I was supposed to attend Burton’s execution — not as a media witness, but as one of the people placed on his personal list. Burton did not wish for his family to be subjected to his death, and his legal team decided that, should the killing move forward, they wanted the world to know what Alabama had done. They invited me and two other journalists to join them in the witness room.

One of them, Lee Hedgepeth, had already witnessed seven executions in Alabama, including three by nitrogen gas. The last one had been the longest to date, lasting 40 minutes. Schulz had seen two of his clients killed with nitrogen. Their accounts were harrowing: Terror and panic was visible on the faces of the condemned, who gasped and thrashed on the gurney. As Burton’s execution date neared, Schulz wondered how it would compare. Would his elderly client suffer more or less due to his age and poor health? Could his more shallow breathing cause the execution to last longer? Or would the fact that he does not have as much oxygen in his lungs to begin with mean it would be shorter?

What was certain was that executing Burton would have been a horrifying spectacle. Guards would have had to lift him onto the gurney, adjusting the thick black straps to fit more tightly over his withered body, and putting a mask over his face. Witnesses would then have watched as Alabama suffocated an elderly man, who killed no one, in the name of justice.

Instead, Burton is now poised to live out the rest of his days behind bars. On the day after our visit, he was moved out of the prison where he spent more than three decades and driven up to Kilby Correctional Facility outside Montgomery, where newly incarcerated people are housed before being transferred to their designated prisons. The move is sure to be a shock to the system for a man who has hardly begun to process the trauma of his near-execution and who has spent much of the past 10 years between his cell and the prison infirmary. After age 65, Burton told me, he slowed down. “I haven’t been outside in eight years,” he said.

In a less punitive system, it would be obvious that Burton should go home to spend the rest of his life with his family. As he said, “I ain’t got much longer to live.” His relatives harbor some hope that he may some day be eligible for medical release.
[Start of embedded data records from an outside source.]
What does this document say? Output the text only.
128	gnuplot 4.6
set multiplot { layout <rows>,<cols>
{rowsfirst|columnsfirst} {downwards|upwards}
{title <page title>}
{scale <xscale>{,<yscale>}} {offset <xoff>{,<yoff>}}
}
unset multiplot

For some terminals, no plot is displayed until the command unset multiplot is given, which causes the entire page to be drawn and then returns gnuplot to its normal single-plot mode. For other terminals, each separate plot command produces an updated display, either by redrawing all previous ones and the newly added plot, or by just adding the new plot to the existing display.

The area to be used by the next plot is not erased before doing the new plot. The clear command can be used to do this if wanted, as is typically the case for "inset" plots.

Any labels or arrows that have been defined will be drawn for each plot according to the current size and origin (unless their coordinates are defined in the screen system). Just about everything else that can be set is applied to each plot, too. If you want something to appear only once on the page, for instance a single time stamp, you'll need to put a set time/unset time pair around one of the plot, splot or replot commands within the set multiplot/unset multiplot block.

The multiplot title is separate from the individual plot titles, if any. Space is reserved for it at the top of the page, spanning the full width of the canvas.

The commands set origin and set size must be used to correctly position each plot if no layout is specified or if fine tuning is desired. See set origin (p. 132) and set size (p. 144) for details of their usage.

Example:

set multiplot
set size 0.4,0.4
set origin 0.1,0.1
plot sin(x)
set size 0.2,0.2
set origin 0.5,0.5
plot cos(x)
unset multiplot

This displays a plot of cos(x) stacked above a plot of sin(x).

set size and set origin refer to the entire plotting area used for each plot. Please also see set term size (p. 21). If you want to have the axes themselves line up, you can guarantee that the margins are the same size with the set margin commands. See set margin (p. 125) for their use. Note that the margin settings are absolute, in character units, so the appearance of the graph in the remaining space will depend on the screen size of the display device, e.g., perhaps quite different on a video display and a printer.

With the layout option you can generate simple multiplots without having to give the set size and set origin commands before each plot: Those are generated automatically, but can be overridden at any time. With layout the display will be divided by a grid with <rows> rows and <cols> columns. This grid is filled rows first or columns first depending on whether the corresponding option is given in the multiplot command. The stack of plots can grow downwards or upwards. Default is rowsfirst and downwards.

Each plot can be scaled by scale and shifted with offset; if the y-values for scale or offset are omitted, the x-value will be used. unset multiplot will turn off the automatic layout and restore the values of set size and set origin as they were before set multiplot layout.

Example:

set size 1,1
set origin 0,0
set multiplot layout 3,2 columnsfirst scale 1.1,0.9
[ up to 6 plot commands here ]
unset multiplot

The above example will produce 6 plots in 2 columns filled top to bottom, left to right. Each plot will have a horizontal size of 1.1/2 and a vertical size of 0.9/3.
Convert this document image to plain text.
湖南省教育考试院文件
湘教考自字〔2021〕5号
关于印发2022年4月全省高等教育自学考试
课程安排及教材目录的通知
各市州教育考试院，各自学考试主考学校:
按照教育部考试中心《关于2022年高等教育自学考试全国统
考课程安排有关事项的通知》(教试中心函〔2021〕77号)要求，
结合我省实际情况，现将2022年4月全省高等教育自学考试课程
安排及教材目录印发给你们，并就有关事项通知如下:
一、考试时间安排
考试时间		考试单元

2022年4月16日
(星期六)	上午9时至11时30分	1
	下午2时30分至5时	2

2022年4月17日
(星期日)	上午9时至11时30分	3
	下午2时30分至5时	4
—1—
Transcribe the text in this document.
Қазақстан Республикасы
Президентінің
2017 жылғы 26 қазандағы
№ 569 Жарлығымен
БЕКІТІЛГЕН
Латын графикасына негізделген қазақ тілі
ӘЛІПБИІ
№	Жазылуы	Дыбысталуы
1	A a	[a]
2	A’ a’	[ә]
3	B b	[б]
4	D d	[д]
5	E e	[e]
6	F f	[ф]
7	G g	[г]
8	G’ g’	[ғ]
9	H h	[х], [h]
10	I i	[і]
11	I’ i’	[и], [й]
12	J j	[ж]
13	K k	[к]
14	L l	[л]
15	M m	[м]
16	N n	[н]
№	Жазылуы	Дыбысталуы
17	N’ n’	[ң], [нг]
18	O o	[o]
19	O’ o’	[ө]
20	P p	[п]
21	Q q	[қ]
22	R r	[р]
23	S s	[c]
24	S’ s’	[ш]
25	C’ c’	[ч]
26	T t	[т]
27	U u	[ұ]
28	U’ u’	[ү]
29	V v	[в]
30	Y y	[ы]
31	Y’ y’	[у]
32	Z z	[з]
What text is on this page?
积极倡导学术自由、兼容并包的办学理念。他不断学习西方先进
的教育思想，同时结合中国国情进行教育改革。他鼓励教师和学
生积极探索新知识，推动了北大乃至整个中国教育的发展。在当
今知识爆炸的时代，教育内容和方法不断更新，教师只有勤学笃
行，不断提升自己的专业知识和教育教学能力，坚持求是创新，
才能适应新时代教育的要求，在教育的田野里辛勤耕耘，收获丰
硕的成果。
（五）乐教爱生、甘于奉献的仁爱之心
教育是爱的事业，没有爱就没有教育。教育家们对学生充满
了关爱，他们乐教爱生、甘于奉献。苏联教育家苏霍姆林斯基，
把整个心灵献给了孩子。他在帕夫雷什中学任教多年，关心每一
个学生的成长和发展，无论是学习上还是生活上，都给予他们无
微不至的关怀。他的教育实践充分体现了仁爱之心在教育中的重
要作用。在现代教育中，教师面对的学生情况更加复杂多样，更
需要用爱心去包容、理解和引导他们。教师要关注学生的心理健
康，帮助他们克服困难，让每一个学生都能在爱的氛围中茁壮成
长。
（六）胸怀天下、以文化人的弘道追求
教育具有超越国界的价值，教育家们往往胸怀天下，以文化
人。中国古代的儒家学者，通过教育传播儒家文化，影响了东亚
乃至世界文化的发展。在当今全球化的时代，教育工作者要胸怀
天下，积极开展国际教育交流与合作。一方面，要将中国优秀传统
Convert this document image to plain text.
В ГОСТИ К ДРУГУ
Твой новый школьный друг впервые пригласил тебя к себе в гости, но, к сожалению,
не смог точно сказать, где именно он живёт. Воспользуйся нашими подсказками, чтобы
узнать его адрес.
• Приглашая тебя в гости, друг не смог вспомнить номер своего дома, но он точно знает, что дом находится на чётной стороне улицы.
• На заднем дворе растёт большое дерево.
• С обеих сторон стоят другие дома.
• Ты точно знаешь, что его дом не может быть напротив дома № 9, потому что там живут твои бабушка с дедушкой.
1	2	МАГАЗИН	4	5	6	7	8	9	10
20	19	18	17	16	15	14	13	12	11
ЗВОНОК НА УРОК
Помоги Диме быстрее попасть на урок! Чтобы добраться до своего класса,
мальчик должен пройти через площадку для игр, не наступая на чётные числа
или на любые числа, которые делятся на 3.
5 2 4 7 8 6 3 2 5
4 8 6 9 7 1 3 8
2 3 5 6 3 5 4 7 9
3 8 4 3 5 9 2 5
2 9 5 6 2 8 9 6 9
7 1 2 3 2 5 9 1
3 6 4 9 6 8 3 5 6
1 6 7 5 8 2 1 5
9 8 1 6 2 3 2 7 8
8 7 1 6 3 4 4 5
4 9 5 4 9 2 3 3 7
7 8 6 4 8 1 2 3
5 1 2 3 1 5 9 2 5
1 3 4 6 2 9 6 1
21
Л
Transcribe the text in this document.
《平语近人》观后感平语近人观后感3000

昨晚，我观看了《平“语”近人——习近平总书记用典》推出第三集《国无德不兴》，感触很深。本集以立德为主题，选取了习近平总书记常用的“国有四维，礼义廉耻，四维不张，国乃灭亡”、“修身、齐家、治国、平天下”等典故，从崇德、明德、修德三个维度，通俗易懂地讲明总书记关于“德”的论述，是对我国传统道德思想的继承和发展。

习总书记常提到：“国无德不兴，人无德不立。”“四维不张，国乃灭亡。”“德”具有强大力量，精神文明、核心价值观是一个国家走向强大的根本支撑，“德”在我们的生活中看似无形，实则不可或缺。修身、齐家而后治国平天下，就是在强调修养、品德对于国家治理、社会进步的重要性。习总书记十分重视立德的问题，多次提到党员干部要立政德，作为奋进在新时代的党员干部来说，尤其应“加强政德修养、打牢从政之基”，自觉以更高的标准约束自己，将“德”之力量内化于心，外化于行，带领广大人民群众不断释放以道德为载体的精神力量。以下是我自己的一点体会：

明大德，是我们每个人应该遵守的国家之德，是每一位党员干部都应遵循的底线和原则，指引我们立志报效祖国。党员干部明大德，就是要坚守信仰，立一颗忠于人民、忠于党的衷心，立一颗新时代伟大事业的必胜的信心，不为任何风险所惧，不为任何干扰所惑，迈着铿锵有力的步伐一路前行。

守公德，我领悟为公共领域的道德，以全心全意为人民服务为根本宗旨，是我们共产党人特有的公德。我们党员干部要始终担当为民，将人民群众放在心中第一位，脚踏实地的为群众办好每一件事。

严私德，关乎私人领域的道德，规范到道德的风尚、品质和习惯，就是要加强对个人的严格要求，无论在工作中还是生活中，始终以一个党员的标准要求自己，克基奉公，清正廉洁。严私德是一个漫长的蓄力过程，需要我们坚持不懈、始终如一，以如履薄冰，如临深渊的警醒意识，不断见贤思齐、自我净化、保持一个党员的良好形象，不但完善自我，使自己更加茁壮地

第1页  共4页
But for now, according to Schulz, Burton was in good spirits when they spoke on the phone from his new location. “He said he knew many of the nurses there, and that they all were greeting, and treating, him warmly,” he said.

“And he’s alive,” Schulz added. On Thursday at 6 p.m., the hour he had been scheduled to die, Burton planned to eat ice cream at the same time as his attorneys and savor the feeling of gratitude. “God has given me a second chance,” Burton told me. This, he believed, was God’s work. “He put the right people in my path.”